Webtests ohne Code für Seiten, Formulare und Oberflächenzustände
Prüfen Sie sichtbare Seiten, Inhalte, Formularwerte und Zustände der Oberfläche ohne eigenes Playwright-Testpaket.
Auf dieser Seite
Nützlich wenn
- Nutzen Sie visuelle Regression, wenn Layout oder ganzer Bildschirm zählen.
- Nutzen Sie Inhaltsprüfungen, wenn ein Wort, Preis, Feldname oder Hinweis erscheinen muss.
- Nutzen Sie Wert- und Zustandsprüfungen, wenn ein Formular oder eine Einstellung in einem bestimmten Zustand bleiben muss.

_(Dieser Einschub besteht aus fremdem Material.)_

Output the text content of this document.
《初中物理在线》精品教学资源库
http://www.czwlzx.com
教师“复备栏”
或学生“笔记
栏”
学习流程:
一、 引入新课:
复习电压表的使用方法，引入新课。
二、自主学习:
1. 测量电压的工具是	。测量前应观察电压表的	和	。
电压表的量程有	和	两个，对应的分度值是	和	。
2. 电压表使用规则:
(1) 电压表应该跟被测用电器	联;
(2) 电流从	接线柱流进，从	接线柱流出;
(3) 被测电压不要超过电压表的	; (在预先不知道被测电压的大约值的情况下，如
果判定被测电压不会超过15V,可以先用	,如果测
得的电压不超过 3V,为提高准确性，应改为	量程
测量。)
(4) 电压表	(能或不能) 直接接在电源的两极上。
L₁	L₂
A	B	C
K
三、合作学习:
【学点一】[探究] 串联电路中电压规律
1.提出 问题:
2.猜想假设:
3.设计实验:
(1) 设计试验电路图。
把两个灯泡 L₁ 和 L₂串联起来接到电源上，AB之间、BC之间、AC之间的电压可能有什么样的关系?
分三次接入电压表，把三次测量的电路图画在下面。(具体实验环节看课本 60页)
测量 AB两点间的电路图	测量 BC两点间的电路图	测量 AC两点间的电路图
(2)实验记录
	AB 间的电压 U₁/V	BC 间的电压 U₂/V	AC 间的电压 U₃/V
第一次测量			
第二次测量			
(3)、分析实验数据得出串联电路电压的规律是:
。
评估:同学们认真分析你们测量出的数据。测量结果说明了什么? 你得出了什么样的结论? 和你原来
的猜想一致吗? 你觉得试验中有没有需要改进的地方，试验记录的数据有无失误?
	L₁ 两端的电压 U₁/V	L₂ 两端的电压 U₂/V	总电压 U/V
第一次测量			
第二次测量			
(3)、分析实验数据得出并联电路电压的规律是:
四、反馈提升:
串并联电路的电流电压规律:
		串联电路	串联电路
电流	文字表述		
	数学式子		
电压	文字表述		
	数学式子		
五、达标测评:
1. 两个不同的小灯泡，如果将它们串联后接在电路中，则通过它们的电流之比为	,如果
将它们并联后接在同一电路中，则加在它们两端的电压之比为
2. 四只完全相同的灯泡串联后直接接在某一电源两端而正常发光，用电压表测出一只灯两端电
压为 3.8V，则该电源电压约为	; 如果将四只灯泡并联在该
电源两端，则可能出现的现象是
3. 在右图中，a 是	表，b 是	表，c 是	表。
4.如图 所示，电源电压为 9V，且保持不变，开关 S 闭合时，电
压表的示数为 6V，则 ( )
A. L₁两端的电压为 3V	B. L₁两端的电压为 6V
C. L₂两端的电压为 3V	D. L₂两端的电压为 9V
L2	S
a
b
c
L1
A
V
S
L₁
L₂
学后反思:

Was Webtests ohne Code abdecken sollten
Ein nützlicher Webtest beginnt mit etwas, das sonst jemand im Browser prüfen würde. Ist der Preis des Plans noch sichtbar? Behält das Anmeldeformular den erwarteten Wert? Erscheint der Hinweis zur Veröffentlichung? Hält die mobile Ansicht nach einer Änderung im CMS?
RenderLog hält solche Prüfungen nah am Seitenergebnis. Ein visueller Lauf speichert die Seitenaufnahme und vergleicht sie mit dem freigegebenen Referenzstand. Ein Testlauf speichert Prüfergebnisse für Inhalte, Werte und Ja-Nein-Zustände, ohne aus jeder Prüfung eine weitere Seitenaufnahme zu machen.
Welche Prüfungen zuerst sinnvoll sind
Beginnen Sie nicht damit, jeden Selektor abzudecken. Beginnen Sie dort, wo eine übersehene Änderung einen klaren Schaden verursacht. Bei Softwareprodukten sind das meist Preise, Anmeldung, Zahlung, Einrichtung des Benutzerkontos, Dokumentation, lokalisierte Seiten und einige Komponentenstände, die auf vielen Seiten wiederkehren.
Es geht darum, wiederholte manuelle Kontrolle zu entfernen, nicht darum, eine vollständige technische Testsuite in einem Webformular nachzubauen.
- Preisseite: Der Growth-Plan enthält "$49" und die Schaltfläche zur Zahlung ist sichtbar.
- Anmeldung: Das E-Mail-Feld übernimmt den erwarteten Wert und das Kontrollkästchen für die Bedingungen ist aktiviert.
- Dokumentation: Der Hinweis zur aktuellen Version ist vorhanden und der Hauptartikel beginnt mit der erwarteten Überschrift.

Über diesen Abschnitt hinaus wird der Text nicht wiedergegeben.